Gallo [16] and Akhavan [17] have recently questioned the predictive value of HGPIN in repeat biopsy, and our model supports this view, as adding this variable to the regression model did not increase the accuracy of prediction. However, other authors have suggested that the finding of multifocal HGPIN should be viewed with more suspicion [18].
Kattan showed that incorporating multiple variables can vastly improve on the predicted probability of having prostate cancer [11]. We have adapted this approach to the extended core repeat prostate biopsy population in a UK setting, and improved the accuracy through adding the additional variables of prostate volume and free-to-total PSA ratio.
This nomogram (AUC 0.82, 95%CI 0.71 – 0.93) performed favourably when compared with Kattan's which had an AUC of 0.75. This may be a result of the incorporation of additional variables to the model. This predictive tool is based on men who present either with symptoms, or as a result of opportunistic screening. Whether this predictive tool is applicable to a setting where PSA testing for screening purposes is more widely available needs to be investigated. This model has been internally validated, but re-validation on external populations should be the next step.
The decision to repeat a prostate biopsy must be made after informed discussion between clinician and patient, following a multi-disciplinary team meeting case discussion.

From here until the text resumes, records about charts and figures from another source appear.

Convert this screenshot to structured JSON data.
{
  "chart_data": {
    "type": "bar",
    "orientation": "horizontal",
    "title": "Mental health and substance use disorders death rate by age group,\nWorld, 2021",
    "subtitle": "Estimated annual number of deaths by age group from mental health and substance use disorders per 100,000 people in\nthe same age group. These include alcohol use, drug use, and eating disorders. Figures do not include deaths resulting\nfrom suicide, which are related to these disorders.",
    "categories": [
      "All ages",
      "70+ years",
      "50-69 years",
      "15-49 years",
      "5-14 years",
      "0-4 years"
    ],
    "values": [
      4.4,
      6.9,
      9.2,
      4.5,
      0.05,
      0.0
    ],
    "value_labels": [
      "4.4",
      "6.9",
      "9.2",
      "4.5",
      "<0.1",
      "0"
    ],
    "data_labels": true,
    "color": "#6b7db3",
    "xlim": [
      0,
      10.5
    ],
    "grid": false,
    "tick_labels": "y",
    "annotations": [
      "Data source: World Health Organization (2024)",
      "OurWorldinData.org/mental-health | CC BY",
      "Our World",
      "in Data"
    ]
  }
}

A nomogram can aid decision making in this setting. The probability of cancer on repeat biopsy generated by this predictive tool reflects the probability that a man with the same clinical parameters investigated in the same manner as those included in this retrospective analysis would have a positive repeat biopsy. This figure will be interpreted by the patient according to his perception of risk to inform his choice. A precise cut-off to trigger a repeat biopsy is difficult to produce, and will vary according to an individual patient's and urologist's perception of risk, however, using a calculated risk score threshold for re-biopsy of 0.45 (sensitivity 70%, specificity 83%) would reduce the number of unnecessary biopsies in this study (absolute reduction 69%) while identifying 65% of the cancers. Alternatively a more conservative approach using a risk-score threshold for biopsy of > 0.2 would reduce the number of biopsies by 39% while identifying 90% of patients with cancer. As such this study has policy implications. Implementing such a threshold risk score to trigger repeat biopsy could reduce the number of repeat biopsies in the UK by up to 4100 per year, equating to a saving of €1.25 million, prevention of 40 life-threatening hospital admissions for urinary sepsis, and 200 fewer urinary tract infections.
Strengths of the study
The predictive tool was developed based on data from one population sample and was tested in an independent sample. Application of the risk scores to an independent sample with good and comparable performance supports the validity of the developed risk score model. A webtool has been developed which is accessible, easy to use, and is based on parameters readily available to the clinician during an outpatient consultation. This facilitates discussion of the risk estimates in real time with the patient and further management planned in an informed fashion (Figure 3).
Limitations
The risk prediction model and the validation are based on a small sample size. Nevertheless, the model had high predictive accuracy of 82% and has been validated on a small external sample. This is a pilot model pending further work on a larger sample size from different regions of the UK. Repeat prostate biopsy is clearly not performed on all patients and as such a true sensitivity and specificity for the test are impossible to determine. Patients were filtered through clinical judgement. However, as the data are derived over a short period of time, then clinical decision and investigation are likely to be comparable among the patients undertaking repeat biopsy.
This tool is not designed to replace clinical judgement. Once biopsy is considered, the tool will assist in informed decision making.